The first step towards effectively handling this vast amount of data it is to be able to recognize events in the logs and to be able to classify them. In this presentation we will give an overview of the various approaches to this. We will cover solutions based on manually maintained patterns, heuristics of various complexity and advanced algorithms based on statistical clustering algorithms. We will discuss the algorithmic background of these approaches, analyze their effectiveness and the possible caveats and name a few open source and commercial solutions available on the market that follow the given approach.
We will share real-life experience about these solutions and describe use cases at organizations we've seen. We will discuss the advantages and drawbacks of them and cover topics like the required initial setup and integration time, maintenance needs and false alert ratio. We will investigate performance and scalability issues. We will analyze which solutions can be used real-time and which can only be used in post-hoc situations.
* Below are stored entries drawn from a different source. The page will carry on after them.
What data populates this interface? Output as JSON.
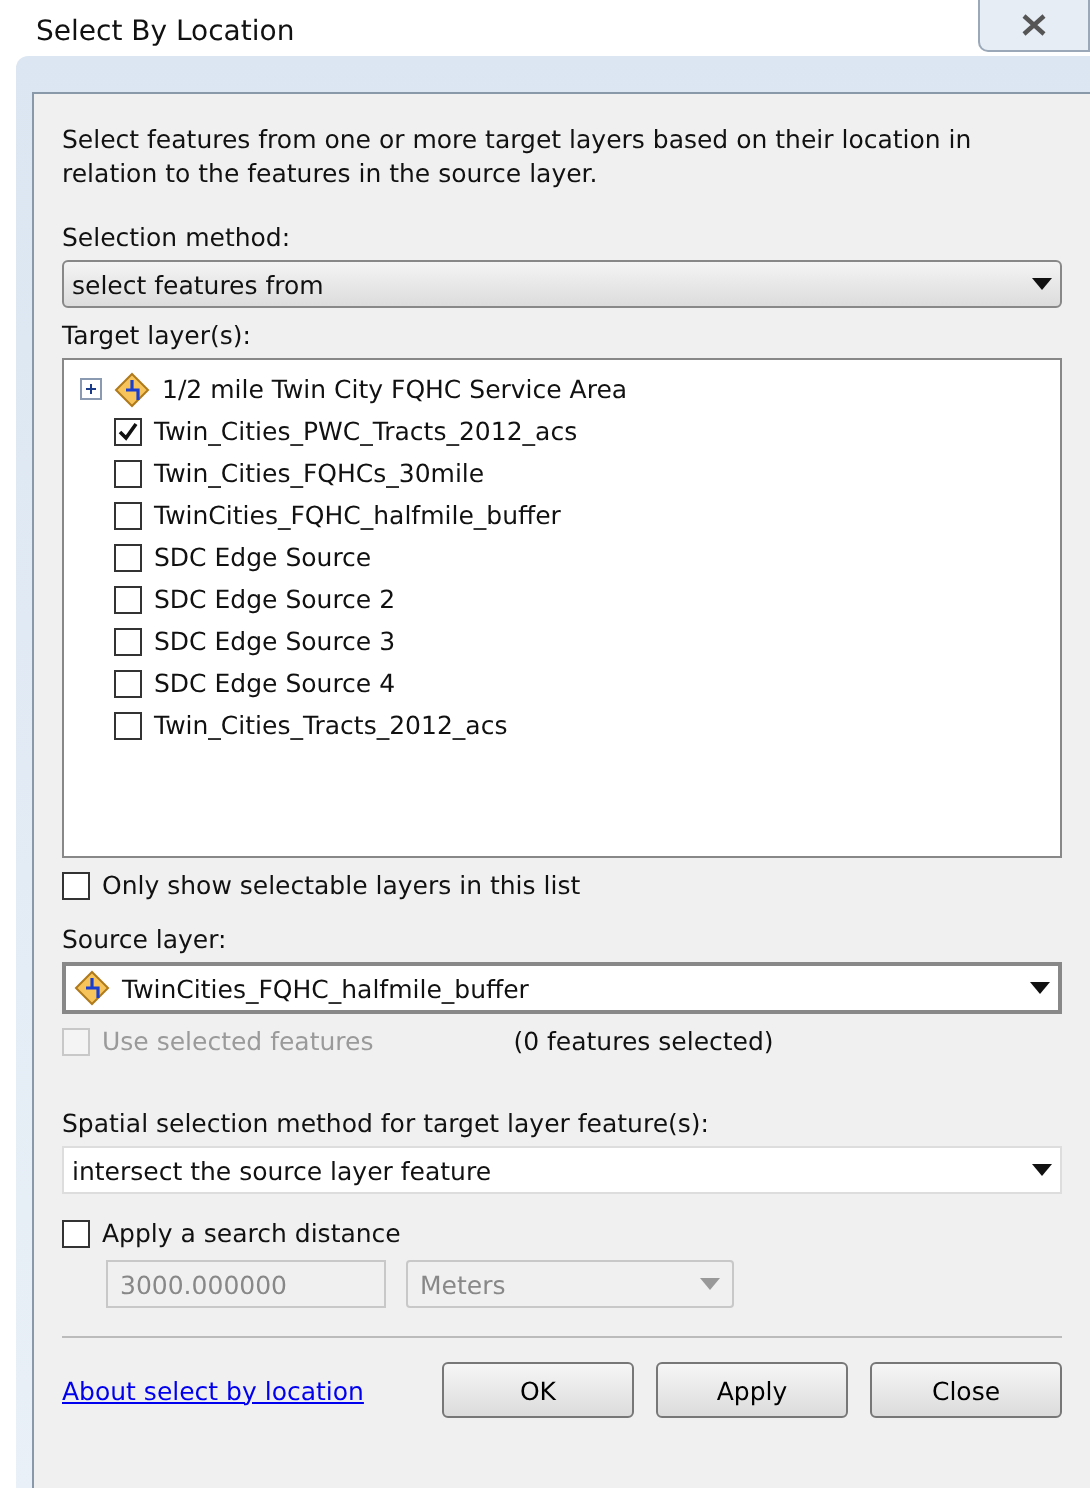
{
  "window": {
    "title": "Select By Location"
  },
  "description": "Select features from one or more target layers based on their location in relation to the features in the source layer.",
  "selection_method": {
    "label": "Selection method:",
    "value": "select features from"
  },
  "target_layers": {
    "label": "Target layer(s):",
    "items": [
      {
        "kind": "group",
        "name": "1/2 mile Twin City FQHC Service Area",
        "expanded": false
      },
      {
        "kind": "layer",
        "name": "Twin_Cities_PWC_Tracts_2012_acs",
        "checked": true
      },
      {
        "kind": "layer",
        "name": "Twin_Cities_FQHCs_30mile",
        "checked": false
      },
      {
        "kind": "layer",
        "name": "TwinCities_FQHC_halfmile_buffer",
        "checked": false
      },
      {
        "kind": "layer",
        "name": "SDC Edge Source",
        "checked": false
      },
      {
        "kind": "layer",
        "name": "SDC Edge Source 2",
        "checked": false
      },
      {
        "kind": "layer",
        "name": "SDC Edge Source 3",
        "checked": false
      },
      {
        "kind": "layer",
        "name": "SDC Edge Source 4",
        "checked": false
      },
      {
        "kind": "layer",
        "name": "Twin_Cities_Tracts_2012_acs",
        "checked": false
      }
    ]
  },
  "only_selectable": {
    "label": "Only show selectable layers in this list",
    "checked": false
  },
  "source_layer": {
    "label": "Source layer:",
    "value": "TwinCities_FQHC_halfmile_buffer"
  },
  "use_selected": {
    "label": "Use selected features",
    "checked": false,
    "disabled": true,
    "count": "(0 features selected)"
  },
  "spatial_method": {
    "label": "Spatial selection method for target layer feature(s):",
    "value": "intersect the source layer feature"
  },
  "search_distance": {
    "label": "Apply a search distance",
    "checked": false,
    "value": "3000.000000",
    "unit": "Meters",
    "disabled": true
  },
  "help_link": "About select by location",
  "buttons": [
    "OK",
    "Apply",
    "Close"
  ]
}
The presentation will give you a good overview of the various solutions available to create structured information from unstructured log-related data and help you make a better decision by learning about the possibilities and the experiences of others walking in your shoes.
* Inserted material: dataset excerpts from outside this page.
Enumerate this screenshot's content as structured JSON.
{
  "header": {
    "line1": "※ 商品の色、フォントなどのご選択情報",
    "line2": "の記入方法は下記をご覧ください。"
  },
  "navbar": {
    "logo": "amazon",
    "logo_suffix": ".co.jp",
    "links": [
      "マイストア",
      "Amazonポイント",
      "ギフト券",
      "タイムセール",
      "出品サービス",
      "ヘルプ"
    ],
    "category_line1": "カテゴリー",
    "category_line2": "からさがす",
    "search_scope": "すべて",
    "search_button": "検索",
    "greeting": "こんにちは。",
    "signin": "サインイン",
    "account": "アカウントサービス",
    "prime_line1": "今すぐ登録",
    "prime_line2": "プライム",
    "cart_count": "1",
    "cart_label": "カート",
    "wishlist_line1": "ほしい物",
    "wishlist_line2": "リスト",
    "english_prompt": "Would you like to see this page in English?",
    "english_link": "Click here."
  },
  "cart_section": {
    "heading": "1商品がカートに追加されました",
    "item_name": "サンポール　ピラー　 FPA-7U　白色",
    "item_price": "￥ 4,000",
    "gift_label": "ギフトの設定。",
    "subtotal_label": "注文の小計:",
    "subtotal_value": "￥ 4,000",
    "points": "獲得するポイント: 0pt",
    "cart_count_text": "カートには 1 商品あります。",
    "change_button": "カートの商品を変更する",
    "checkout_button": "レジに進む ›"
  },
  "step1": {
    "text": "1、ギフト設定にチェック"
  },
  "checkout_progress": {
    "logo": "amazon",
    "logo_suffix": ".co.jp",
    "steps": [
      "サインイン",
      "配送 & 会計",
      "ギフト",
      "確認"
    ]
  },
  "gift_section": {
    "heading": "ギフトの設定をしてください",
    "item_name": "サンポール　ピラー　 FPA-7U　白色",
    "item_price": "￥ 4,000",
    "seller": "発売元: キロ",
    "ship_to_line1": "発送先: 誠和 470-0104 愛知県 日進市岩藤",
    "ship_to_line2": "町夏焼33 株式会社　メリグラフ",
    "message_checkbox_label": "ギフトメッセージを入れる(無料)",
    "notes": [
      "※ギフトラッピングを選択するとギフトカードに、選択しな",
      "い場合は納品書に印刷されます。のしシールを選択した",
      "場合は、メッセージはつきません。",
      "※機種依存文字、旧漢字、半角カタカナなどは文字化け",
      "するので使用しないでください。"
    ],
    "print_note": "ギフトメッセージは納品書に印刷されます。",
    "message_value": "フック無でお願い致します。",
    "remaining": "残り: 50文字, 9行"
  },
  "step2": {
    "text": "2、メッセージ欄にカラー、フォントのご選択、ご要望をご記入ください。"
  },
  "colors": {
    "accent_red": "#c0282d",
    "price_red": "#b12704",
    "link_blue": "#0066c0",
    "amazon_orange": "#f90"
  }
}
About the author Péter Gyöngyösi:
Peter Gyongyosi is an engineer by trade who first started focusing on IT security when he specialized in this topic at the university and wrote his thesis on analyzing system logs. He has a track record as a developer and software architect and he is currently the product manager of the log management product line at the company behind syslog-ng, BalaBit IT Security. He spends a large portion of his time thinking about the future of logs but still sends patches to syslog-ng occasionally.